Où irons-nous ?
Quitter la région, je n’y songe même pas. J’en rêve secrètement mais je sais que ça n’arrivera pas.
En avril en France, c’est quand même beau. L’amour revient à travers champs et routes goudronnées. Les gens aux terrasses se voient déjà aux grandes vacances.
Un Renault Espace Crit’air 4 quittera la banlieue direction le sud. Ils emballeront les sandwichs dans la nuit du vendredi au samedi. Le même camping les attend chaque année. Si certains rient de haut qu’importe, puisque leur joie est immense.
D’autres prendront le train. Bagages légers puisqu’ils rejoignent leur résidence secondaire. L’année éprouvante se racontera sous les figuiers, rosé ou limonade à la main.
Certains, faute de moyens, resteront à la maison. Une piscine gonflable verra le jour dans le jardin. Suffisamment éloignée du barbecue pour éviter les accidents. Le temps sera tout de même doux le soir lorsqu’elle regardera les serviettes sécher sur le fil.
D’autres ont leurs billets d’avion depuis 4 mois. La côte ouest américaine, la Toscane, les îles grecques ou Berlin. Pour la première fois ou pour revoir les souvenirs. Les visages, les odeurs, les habitudes. Le bronzage sandale dont on se moquera. Le maillot de bain à portée de main.
L’heure des visites et le temps du temps.
Il y a ceux pour lesquels le mot « vacances » ne veut rien dire. Ceux qui continueront d’aller au travail. Mais le RER sera moins bondé, la nationale sera vide même à 18h et le fond de l’air sera tout de même celui de l’été.
L’été, c’est la liberté de chacun qui prend place. Le ralentissement ne force à rien. L’été, la vie change car elle se remplit de possibilités. Ce qu’on ne fera jamais mais qui nous donne un certain horizon.
L’été 2020 lui, n’existera probablement pas. Peut-être compterons-nous encore nos morts. Peut-être aurons-nous le droit d’aller et venir dans notre ville, notre département, peut-être même la région ?
Mais cet été il n’y aura pas d’avion, pas de train. Pas de 14 juillet, ni 15 août. Pas de chassé-croisé à la gare Montparnasse. Pas de pain au chocolat à 6h30 à Roissy.
Il n’y aura pas ce luxe, cette douce vie. Il n’y aura pas les yeux fermés dans l’axe du soleil à la terrasse d’un café du 7e arrondissement.

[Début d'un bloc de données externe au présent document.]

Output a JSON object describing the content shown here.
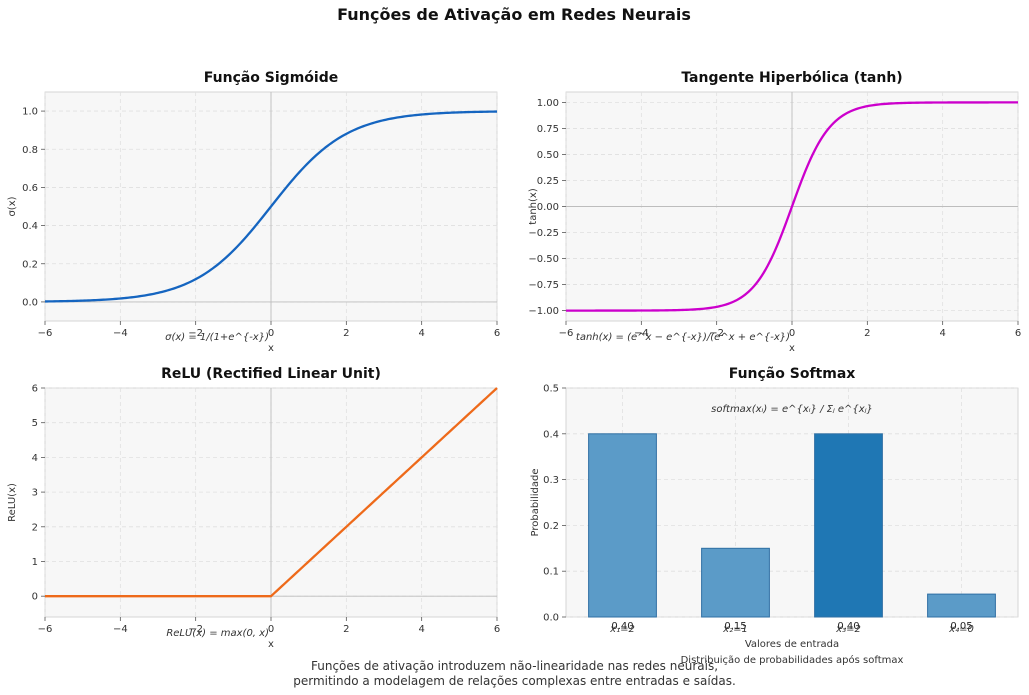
{
  "figure": {
    "title": "Funções de Ativação em Redes Neurais",
    "caption_lines": [
      "Funções de ativação introduzem não-linearidade nas redes neurais,",
      "permitindo a modelagem de relações complexas entre entradas e saídas."
    ]
  },
  "colors": {
    "sigmoid": "#1565c0",
    "tanh": "#cc00cc",
    "relu": "#ee6a1a",
    "softmax_bar": "#5b9bc8",
    "softmax_bar_max": "#1f77b4",
    "panel_bg": "#f7f7f7",
    "grid": "#e0e0e0"
  },
  "chart_data": [
    {
      "id": "sigmoid",
      "type": "line",
      "title": "Função Sigmóide",
      "xlabel": "x",
      "ylabel": "σ(x)",
      "formula": "σ(x) = 1/(1+e^{-x})",
      "function": "sigmoid",
      "x_range": [
        -6,
        6
      ],
      "xlim": [
        -6,
        6
      ],
      "ylim": [
        -0.1,
        1.1
      ],
      "xticks": [
        -6,
        -4,
        -2,
        0,
        2,
        4,
        6
      ],
      "xtick_labels": [
        "−6",
        "−4",
        "−2",
        "0",
        "2",
        "4",
        "6"
      ],
      "yticks": [
        0.0,
        0.2,
        0.4,
        0.6,
        0.8,
        1.0
      ],
      "ytick_labels": [
        "0.0",
        "0.2",
        "0.4",
        "0.6",
        "0.8",
        "1.0"
      ],
      "grid": true
    },
    {
      "id": "tanh",
      "type": "line",
      "title": "Tangente Hiperbólica (tanh)",
      "xlabel": "x",
      "ylabel": "tanh(x)",
      "formula": "tanh(x) = (e^x − e^{-x})/(e^x + e^{-x})",
      "function": "tanh",
      "x_range": [
        -6,
        6
      ],
      "xlim": [
        -6,
        6
      ],
      "ylim": [
        -1.1,
        1.1
      ],
      "xticks": [
        -6,
        -4,
        -2,
        0,
        2,
        4,
        6
      ],
      "xtick_labels": [
        "−6",
        "−4",
        "−2",
        "0",
        "2",
        "4",
        "6"
      ],
      "yticks": [
        -1.0,
        -0.75,
        -0.5,
        -0.25,
        0.0,
        0.25,
        0.5,
        0.75,
        1.0
      ],
      "ytick_labels": [
        "−1.00",
        "−0.75",
        "−0.50",
        "−0.25",
        "0.00",
        "0.25",
        "0.50",
        "0.75",
        "1.00"
      ],
      "grid": true
    },
    {
      "id": "relu",
      "type": "line",
      "title": "ReLU (Rectified Linear Unit)",
      "xlabel": "x",
      "ylabel": "ReLU(x)",
      "formula": "ReLU(x) = max(0, x)",
      "function": "relu",
      "x_range": [
        -6,
        6
      ],
      "xlim": [
        -6,
        6
      ],
      "ylim": [
        -0.6,
        6
      ],
      "xticks": [
        -6,
        -4,
        -2,
        0,
        2,
        4,
        6
      ],
      "xtick_labels": [
        "−6",
        "−4",
        "−2",
        "0",
        "2",
        "4",
        "6"
      ],
      "yticks": [
        0,
        1,
        2,
        3,
        4,
        5,
        6
      ],
      "ytick_labels": [
        "0",
        "1",
        "2",
        "3",
        "4",
        "5",
        "6"
      ],
      "grid": true
    },
    {
      "id": "softmax",
      "type": "bar",
      "title": "Função Softmax",
      "xlabel": "Valores de entrada",
      "ylabel": "Probabilidade",
      "subtitle_below": "Distribuição de probabilidades após softmax",
      "formula": "softmax(xᵢ) = e^{xᵢ} / Σⱼ e^{xⱼ}",
      "categories": [
        "x₁=2",
        "x₂=1",
        "x₃=2",
        "x₄=0"
      ],
      "values": [
        0.4,
        0.15,
        0.4,
        0.05
      ],
      "value_labels": [
        "0.40",
        "0.15",
        "0.40",
        "0.05"
      ],
      "ylim": [
        0,
        0.5
      ],
      "yticks": [
        0.0,
        0.1,
        0.2,
        0.3,
        0.4,
        0.5
      ],
      "ytick_labels": [
        "0.0",
        "0.1",
        "0.2",
        "0.3",
        "0.4",
        "0.5"
      ],
      "highlight_index": 2,
      "grid": true
    }
  ]
}
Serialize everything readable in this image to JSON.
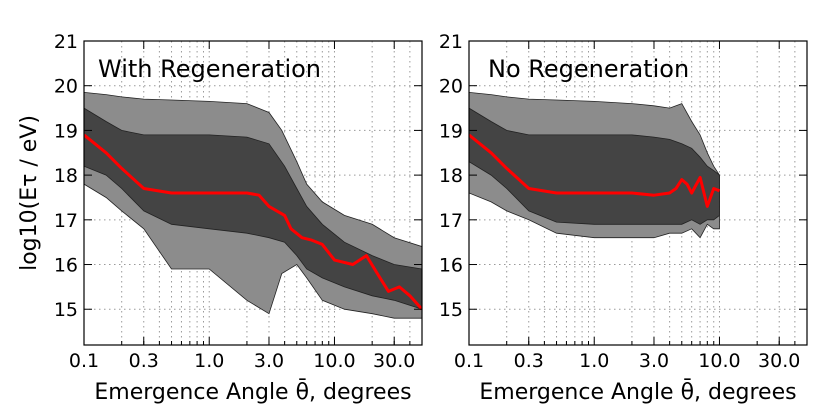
{
  "chart_data": [
    {
      "type": "area",
      "title": "With Regeneration",
      "xlabel": "Emergence Angle θ̄, degrees",
      "ylabel": "log10(Eτ / eV)",
      "xscale": "log",
      "xlim": [
        0.1,
        50
      ],
      "ylim": [
        14.2,
        21
      ],
      "xticks": [
        0.1,
        0.3,
        1.0,
        3.0,
        10.0,
        30.0
      ],
      "xtick_labels": [
        "0.1",
        "0.3",
        "1.0",
        "3.0",
        "10.0",
        "30.0"
      ],
      "yticks": [
        15,
        16,
        17,
        18,
        19,
        20,
        21
      ],
      "ytick_labels": [
        "15",
        "16",
        "17",
        "18",
        "19",
        "20",
        "21"
      ],
      "grid": true,
      "colors": {
        "outer_band": "#8c8c8c",
        "inner_band": "#444444",
        "median": "#ff0000"
      },
      "series": [
        {
          "name": "outer band",
          "x": [
            0.1,
            0.15,
            0.2,
            0.3,
            0.5,
            1.0,
            2.0,
            3.0,
            3.8,
            5.0,
            6.0,
            8.0,
            12.0,
            20.0,
            30.0,
            50.0
          ],
          "upper": [
            19.85,
            19.8,
            19.75,
            19.7,
            19.68,
            19.65,
            19.6,
            19.4,
            19.0,
            18.3,
            17.8,
            17.4,
            17.1,
            16.9,
            16.6,
            16.4
          ],
          "lower": [
            17.8,
            17.5,
            17.2,
            16.8,
            15.9,
            15.9,
            15.2,
            14.9,
            15.8,
            16.0,
            15.7,
            15.2,
            15.0,
            14.9,
            14.8,
            14.8
          ]
        },
        {
          "name": "inner band",
          "x": [
            0.1,
            0.15,
            0.2,
            0.3,
            0.5,
            1.0,
            2.0,
            3.0,
            4.0,
            5.0,
            6.0,
            8.0,
            12.0,
            20.0,
            30.0,
            50.0
          ],
          "upper": [
            19.5,
            19.2,
            19.0,
            18.9,
            18.9,
            18.9,
            18.85,
            18.7,
            18.2,
            17.7,
            17.3,
            16.9,
            16.5,
            16.2,
            16.0,
            15.9
          ],
          "lower": [
            18.2,
            18.0,
            17.7,
            17.2,
            16.9,
            16.8,
            16.7,
            16.6,
            16.5,
            16.2,
            15.9,
            15.7,
            15.5,
            15.3,
            15.2,
            15.0
          ]
        },
        {
          "name": "median",
          "x": [
            0.1,
            0.15,
            0.2,
            0.3,
            0.5,
            1.0,
            2.0,
            2.5,
            3.0,
            4.0,
            4.5,
            5.5,
            6.5,
            8.0,
            10.0,
            14.0,
            18.0,
            22.0,
            27.0,
            33.0,
            40.0,
            50.0
          ],
          "y": [
            18.9,
            18.5,
            18.15,
            17.7,
            17.6,
            17.6,
            17.6,
            17.55,
            17.3,
            17.1,
            16.8,
            16.6,
            16.55,
            16.45,
            16.1,
            16.0,
            16.2,
            15.8,
            15.4,
            15.5,
            15.3,
            15.0
          ]
        }
      ]
    },
    {
      "type": "area",
      "title": "No Regeneration",
      "xlabel": "Emergence Angle θ̄, degrees",
      "ylabel": "",
      "xscale": "log",
      "xlim": [
        0.1,
        50
      ],
      "ylim": [
        14.2,
        21
      ],
      "xticks": [
        0.1,
        0.3,
        1.0,
        3.0,
        10.0,
        30.0
      ],
      "xtick_labels": [
        "0.1",
        "0.3",
        "1.0",
        "3.0",
        "10.0",
        "30.0"
      ],
      "yticks": [
        15,
        16,
        17,
        18,
        19,
        20,
        21
      ],
      "ytick_labels": [
        "15",
        "16",
        "17",
        "18",
        "19",
        "20",
        "21"
      ],
      "grid": true,
      "colors": {
        "outer_band": "#8c8c8c",
        "inner_band": "#444444",
        "median": "#ff0000"
      },
      "series": [
        {
          "name": "outer band",
          "x": [
            0.1,
            0.15,
            0.2,
            0.3,
            0.5,
            1.0,
            2.0,
            3.0,
            4.0,
            5.0,
            6.0,
            7.0,
            8.0,
            9.0,
            10.0
          ],
          "upper": [
            19.85,
            19.8,
            19.75,
            19.7,
            19.68,
            19.65,
            19.6,
            19.55,
            19.5,
            19.6,
            19.2,
            18.9,
            18.5,
            18.2,
            18.0
          ],
          "lower": [
            17.6,
            17.4,
            17.2,
            17.0,
            16.7,
            16.6,
            16.6,
            16.6,
            16.7,
            16.7,
            16.8,
            16.6,
            16.9,
            16.8,
            16.8
          ]
        },
        {
          "name": "inner band",
          "x": [
            0.1,
            0.15,
            0.2,
            0.3,
            0.5,
            1.0,
            2.0,
            3.0,
            4.0,
            5.0,
            6.0,
            7.0,
            8.0,
            9.0,
            10.0
          ],
          "upper": [
            19.5,
            19.2,
            19.0,
            18.9,
            18.9,
            18.9,
            18.9,
            18.85,
            18.8,
            18.7,
            18.6,
            18.4,
            18.2,
            18.1,
            18.0
          ],
          "lower": [
            18.3,
            18.0,
            17.7,
            17.2,
            16.95,
            16.9,
            16.9,
            16.9,
            16.9,
            16.9,
            17.0,
            16.9,
            17.0,
            17.0,
            17.1
          ]
        },
        {
          "name": "median",
          "x": [
            0.1,
            0.15,
            0.2,
            0.3,
            0.5,
            1.0,
            2.0,
            3.0,
            4.0,
            4.5,
            5.0,
            5.5,
            6.0,
            7.0,
            8.0,
            9.0,
            10.0
          ],
          "y": [
            18.9,
            18.5,
            18.15,
            17.7,
            17.6,
            17.6,
            17.6,
            17.55,
            17.6,
            17.7,
            17.9,
            17.8,
            17.6,
            17.95,
            17.3,
            17.7,
            17.65
          ]
        }
      ]
    }
  ]
}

Il n’y aura pas la glace mangée le long de la Seine, qui coule et colle. Il n’y aura pas les doigts que l’on lèche en riant.
Il n’y aura pas tout ça.
Ça me rend triste. S’il n’y a pas tout ça, j’espère au moins qu’il y aura des gens vivants. Des familles qui retrouveront l’espoir. Des frayeurs appartenant au passé.
J’espère que s’il n’y a pas de bateaux, de glaçons ou de baisers, il y aura au moins des gens à qui l’on donne encore le temps de s’aimer.